By: Jonathan Piening

A player’s spot in the lineup is one of the most important factors to consider when making your daily fantasy picks.  The higher a player is hitting in the lineup, the more expected plate appearances that player is going see each game.  The leadoff hitter can expect to see about 4.6 plate appearances per game while the 9 hole hitter is about 3.75.  That’s a major difference.  The steep decline actually starts once you hit the sixth spot in the lineup, so you’ll want to keep your exposure to guys in the top 5 spots in the lineup if at all possible.

Players hitting in the 1-2 spots can be expected to score more runs while the players in the 3-5 spots can be expected to have more RBI opportunities.  Runs and RBI’s typically are scored the same so getting opportunities for both in the 1-5 spots is where a lot of a player’s output will come from.  Let’s take a look at a couple players, Corey Seager and Byron Buxton, to illustrate how their lineup spot impacted their value last year.

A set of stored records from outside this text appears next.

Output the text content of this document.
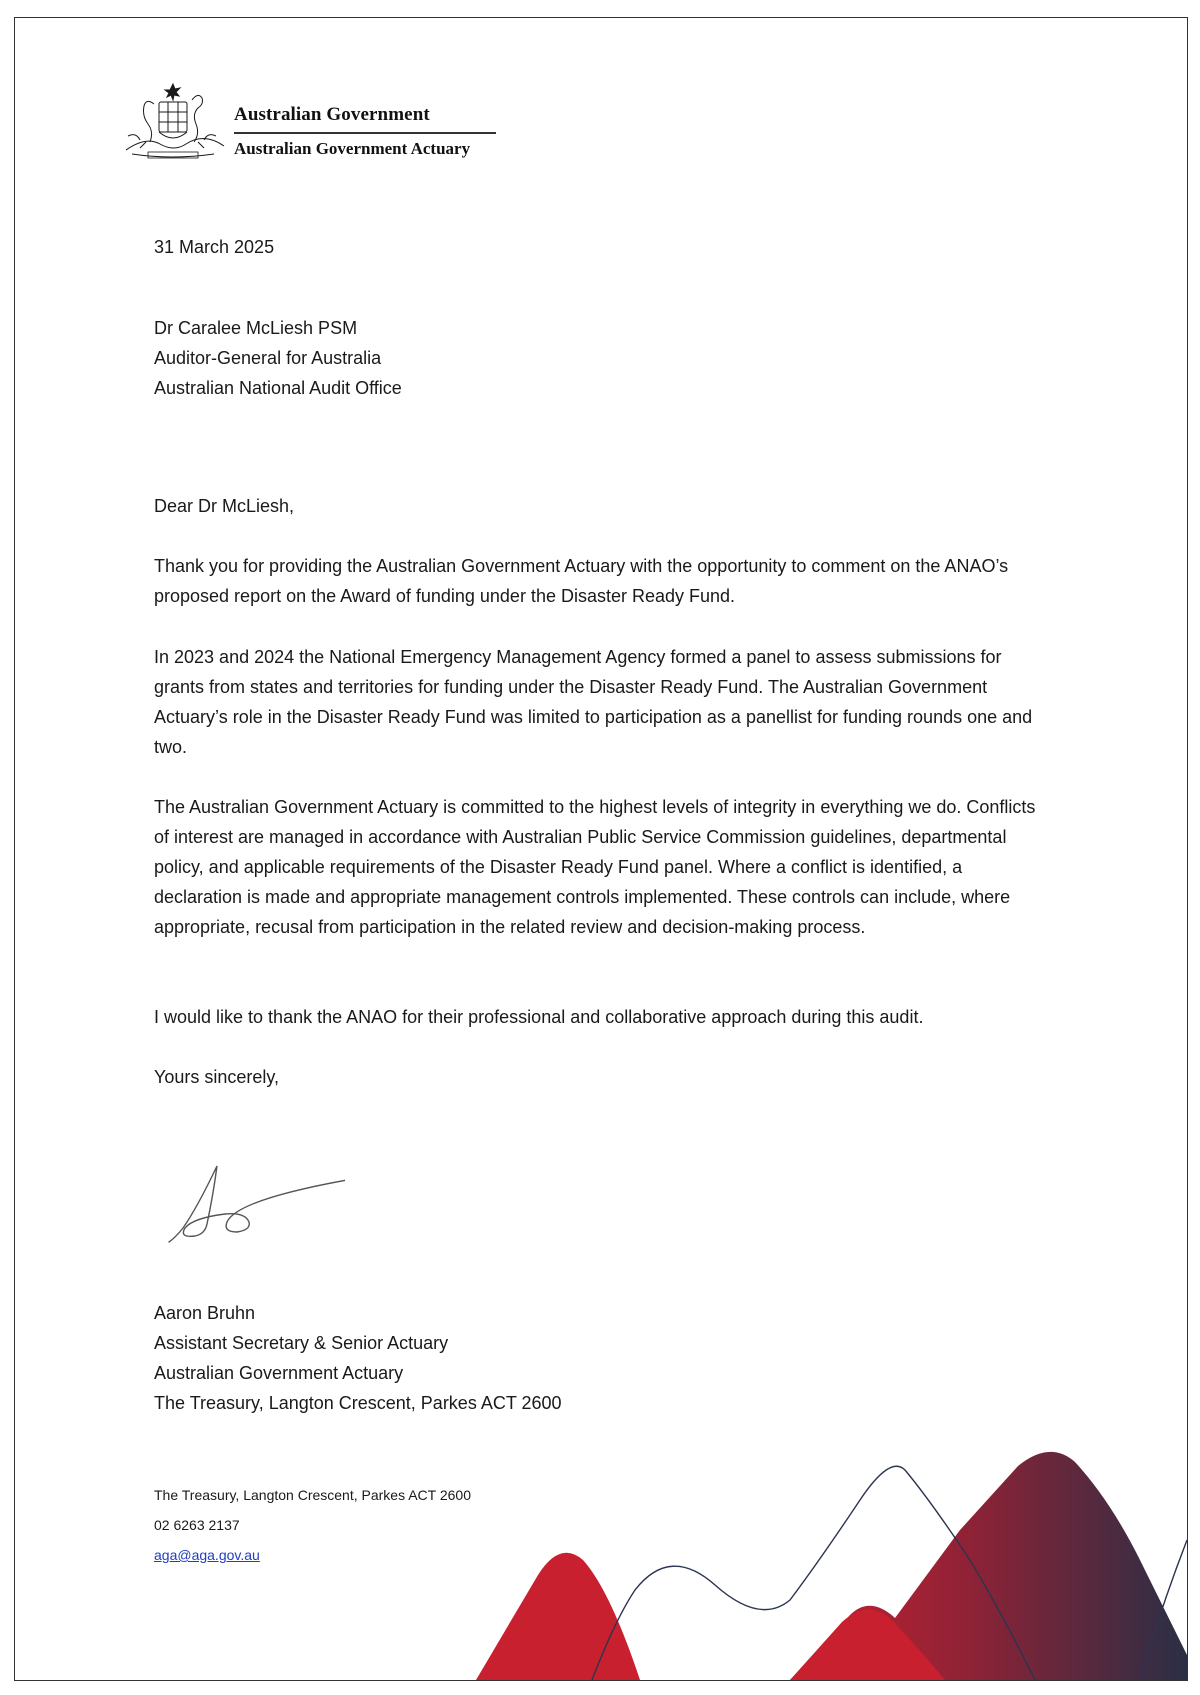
Australian Government
Australian Government Actuary
31 March 2025
Dr Caralee McLiesh PSM
Auditor-General for Australia
Australian National Audit Office
Dear Dr McLiesh,
Thank you for providing the Australian Government Actuary with the opportunity to comment on the ANAO’s proposed report on the Award of funding under the Disaster Ready Fund.
In 2023 and 2024 the National Emergency Management Agency formed a panel to assess submissions for grants from states and territories for funding under the Disaster Ready Fund. The Australian Government Actuary’s role in the Disaster Ready Fund was limited to participation as a panellist for funding rounds one and two.
The Australian Government Actuary is committed to the highest levels of integrity in everything we do. Conflicts of interest are managed in accordance with Australian Public Service Commission guidelines, departmental policy, and applicable requirements of the Disaster Ready Fund panel. Where a conflict is identified, a declaration is made and appropriate management controls implemented. These controls can include, where appropriate, recusal from participation in the related review and decision-making process.
I would like to thank the ANAO for their professional and collaborative approach during this audit.
Yours sincerely,
Aaron Bruhn
Assistant Secretary & Senior Actuary
Australian Government Actuary
The Treasury, Langton Crescent, Parkes ACT 2600
The Treasury, Langton Crescent, Parkes ACT 2600
02 6263 2137
aga@aga.gov.au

For a majority of his plate appearances last year, Byron Buxton was hitting 9th for the Twins, making him virtually unusable from a DFS standpoint.  He was seeing almost 1 less plate appearance per game than his teammate Brian Dozier, who was leading off.  If Dozier was 0-4 going into the 9th inning and goes yard, he had a great game from a DFS standpoint.  If Buxton is 0-4 in that same game, he likely won’t get the opportunity to come through like Dozier did.  Buxton did spend some time at leadoff last year as well, so if he can hit up towards the top of the order, we can expect him to be a usable fantasy asset for us and someone to target assuming he is producing.

Corey Seager made his debut in September of last year and largely spent most of his initial games batting 6th, which is right on that cutoff line I discussed before.  He was still usable (6th is the last spot to average 4+ plate appearances), but we were hoping he would make the most of his plate appearances, knowing it would generally be closer to 4 than 5.  As October approached, Seager began getting appearances in those prime spots hitting anywhere from 2nd-5th.  This is when we really wanted to roster Seager, and will look to do the same this year as he’ll be a fixture in the top 5 of that Dodger order.

Most players have a locked in spot in the lineup where they make 80%+ of their plate appearances.  These players will be priced accordingly.  The guys in the top 1-5 will be scoring the most runs, driving in the most runs, and getting the most plate appearances each game for the opportunity to produce fantasy points so they will likely be higher priced.  The guys batting 6-9 will generally not be producing as much so their prices will generally be lower.  The opportunity we look for is when one of the guys that typically hit 6-9 jumps into the 1-5 spot.  Their expected plate appearances go up as does their expected output.  Keep an eye out for guys that may start the season towards the bottom of the lineup and get spot starts up towards the top or prospects like Seager who see their value rise as they rise up the batting order.